Frei Vanildo – Acho que ainda não suficientemente. É estranho que um jesuíta seja hoje o maior divulgador daqueles elementos que são fundamentais no nosso modo de ser. A esperança é que, com a ação do Papa, toda a Igreja se torne mais franciscana.
Site Franciscanos – Como estão as vocações nas instituições de vida religiosa consagrada?
Frei Vanildo – Há variações muito grandes. Dependendo do lugar e das instituições, há mais ou menos pessoas que optam por esta forma de vida. Há um fator demográfico que incide muito nas vocações. Regiões com decrescimento demográfico, como o Sul do Brasil, tem, naturalmente, menos vocações. O Norte e o Nordeste, por terem uma população jovem maior, têm mais vocações. E há também o fator eclesial. Onde a Igreja é viva e está presente na vida das pessoas, há mais vocações. Onde a Igreja se fecha em guetos sectários, há menos vocações. E assim para as Congregações e Ordens religiosas: quando se fecham em suas próprias instituições e projetos, as vocações desaparecem. Quando se abrem para a missão e as necessidades dos mais pobres, a tendência é ter mais vocações. E há ainda o fator cultural: a Vida Religiosa Consagrada ainda é culturalmente e, em alguns casos, até etnicamente, europeia. Ela ainda não mergulhou na realidade cultural do povo brasileiro. E pode pagar um preço alto por isso.
Site Franciscanos – Por que o carisma franciscano não perde a atualidade?
Frei Vanildo – O carisma franciscano é sempre atual porque ele consegue colocar em relação a ponta do sentimento humano com o modo de ser de Deus. Francisco de Assis viveu a sua experiência de Deus a partir dos sofredores de seu tempo. E o Filho de Deus se fez humano para sanar os sofrimentos de todos os tempos. Todos os homens e mulheres que, em seu tempo, colocam a sua vida em sintonia e serviço com as pessoas e criaturas sofredoras, seguem o caminho do Filho de Deus e, por isso, têm uma repercussão universal e atemporal.
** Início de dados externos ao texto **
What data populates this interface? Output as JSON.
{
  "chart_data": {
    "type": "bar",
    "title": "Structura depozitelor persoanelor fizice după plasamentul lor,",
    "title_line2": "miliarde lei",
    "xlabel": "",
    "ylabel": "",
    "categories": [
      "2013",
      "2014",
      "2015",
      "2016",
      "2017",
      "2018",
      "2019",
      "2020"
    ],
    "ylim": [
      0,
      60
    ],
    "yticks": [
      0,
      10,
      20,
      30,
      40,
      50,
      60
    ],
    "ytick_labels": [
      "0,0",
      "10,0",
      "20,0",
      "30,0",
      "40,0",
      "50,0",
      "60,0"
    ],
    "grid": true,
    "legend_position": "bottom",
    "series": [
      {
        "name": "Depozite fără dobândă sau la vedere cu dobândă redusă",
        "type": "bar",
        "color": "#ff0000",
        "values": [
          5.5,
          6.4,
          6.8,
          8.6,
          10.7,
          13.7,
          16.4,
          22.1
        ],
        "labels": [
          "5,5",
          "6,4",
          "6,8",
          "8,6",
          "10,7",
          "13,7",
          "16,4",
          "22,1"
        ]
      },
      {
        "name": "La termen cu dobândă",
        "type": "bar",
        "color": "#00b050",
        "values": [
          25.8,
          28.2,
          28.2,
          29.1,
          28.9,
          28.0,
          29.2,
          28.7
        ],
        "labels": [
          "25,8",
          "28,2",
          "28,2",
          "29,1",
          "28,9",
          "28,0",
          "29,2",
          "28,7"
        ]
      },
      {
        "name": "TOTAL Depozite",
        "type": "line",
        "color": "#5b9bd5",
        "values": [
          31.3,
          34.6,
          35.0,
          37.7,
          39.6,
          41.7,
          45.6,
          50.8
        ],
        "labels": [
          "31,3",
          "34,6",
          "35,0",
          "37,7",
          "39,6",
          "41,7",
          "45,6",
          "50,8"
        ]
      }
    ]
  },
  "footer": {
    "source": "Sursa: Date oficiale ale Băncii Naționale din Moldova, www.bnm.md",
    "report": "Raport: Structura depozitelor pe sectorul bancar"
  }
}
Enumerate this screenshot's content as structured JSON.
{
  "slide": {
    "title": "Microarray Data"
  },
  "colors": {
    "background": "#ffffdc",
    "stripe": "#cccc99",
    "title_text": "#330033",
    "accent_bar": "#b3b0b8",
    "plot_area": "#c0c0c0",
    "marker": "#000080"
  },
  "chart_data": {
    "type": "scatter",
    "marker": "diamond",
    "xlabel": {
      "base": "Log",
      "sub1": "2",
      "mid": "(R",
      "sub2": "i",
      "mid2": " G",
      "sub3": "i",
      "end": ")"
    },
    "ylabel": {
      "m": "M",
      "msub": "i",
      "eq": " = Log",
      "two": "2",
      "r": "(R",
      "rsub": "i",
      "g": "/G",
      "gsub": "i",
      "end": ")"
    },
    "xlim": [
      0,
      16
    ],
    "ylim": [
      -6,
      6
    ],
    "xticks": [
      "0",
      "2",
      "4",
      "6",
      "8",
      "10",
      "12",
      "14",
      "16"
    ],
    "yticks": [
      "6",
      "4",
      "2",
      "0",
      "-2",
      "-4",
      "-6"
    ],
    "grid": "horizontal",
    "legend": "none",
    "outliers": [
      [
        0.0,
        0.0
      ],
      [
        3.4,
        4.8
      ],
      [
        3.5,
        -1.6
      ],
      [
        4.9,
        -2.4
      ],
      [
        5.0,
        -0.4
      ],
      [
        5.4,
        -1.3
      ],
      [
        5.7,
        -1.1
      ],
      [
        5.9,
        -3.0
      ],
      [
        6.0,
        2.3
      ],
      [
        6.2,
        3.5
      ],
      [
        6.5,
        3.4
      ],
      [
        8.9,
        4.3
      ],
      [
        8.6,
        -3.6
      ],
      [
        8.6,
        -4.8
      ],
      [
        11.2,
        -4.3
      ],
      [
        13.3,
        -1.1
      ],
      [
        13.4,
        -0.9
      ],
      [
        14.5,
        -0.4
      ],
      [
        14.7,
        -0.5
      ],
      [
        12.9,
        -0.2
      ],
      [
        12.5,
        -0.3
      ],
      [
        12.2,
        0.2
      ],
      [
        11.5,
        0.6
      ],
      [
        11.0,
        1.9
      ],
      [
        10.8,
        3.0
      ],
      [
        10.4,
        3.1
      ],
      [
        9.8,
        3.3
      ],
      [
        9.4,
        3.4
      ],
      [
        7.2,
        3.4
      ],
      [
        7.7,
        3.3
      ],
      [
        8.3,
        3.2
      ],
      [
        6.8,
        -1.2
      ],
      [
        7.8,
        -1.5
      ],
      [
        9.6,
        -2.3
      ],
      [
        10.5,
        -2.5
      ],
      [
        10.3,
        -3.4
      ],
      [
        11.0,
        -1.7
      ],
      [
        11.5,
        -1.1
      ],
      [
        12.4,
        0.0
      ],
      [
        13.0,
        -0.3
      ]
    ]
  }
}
Site Franciscanos – Por que as pessoas preferem ficar com a parte romântica do carisma franciscano e não com a parte dura e desafiadora? Por que o “Francisco amigo dos animais” é mais aceito que o “Francisco amigo dos leprosos”?
Frei Vanildo – Para Francisco, o amor não tem limites. Ele ama toda forma de vida porque a vida é dada por Deus. Ele ama tanto o verme que rasteja como o querubim que lhe traz os estigmas. Nosso problema é segmentar o amor, fragmentar a experiência da salvação, selecionar nossa expressão de amor. Em outras palavras, temos a tentação da heresia, da parcialidade, do partidarismo. E esquecemos a Totalidade de Deus, a universalidade de sua salvação. Precisamos resgatar o todo do amor de Deus que está em nós e em toda a criação.
Site Franciscanos – Hoje, Clara de Assis chegou ao seu lugar de honra na história franciscana?
Frei Vanildo – Infelizmente, não. A história foi escrita, maiormente, por homens. E a teologia franciscana continua sendo feita majoritariamente por homens. Há raras, honrosas e esperançadoras exceções. Mas precisamos todos, homens e mulheres que seguem a tradição franciscana, ter em mente que, sem Clara, não haveria Francisco e sem Francisco não haveria Clara. Um completa o outro e vice-versa.
Site Franciscanos – É possível os três ramos da Ordem Franciscana masculina se aproximarem mais?
Frei Vanildo – Não só é possível, como é necessário. E para isso não há necessidade de unificação jurídica e institucional. Assim como na igreja sinodal, somos convidados a viver a unidade na diversidade. Juntos, cada um aportando sua própria especificidade, podemos caminhar juntos para sermos testemunhas de Francisco e Clara.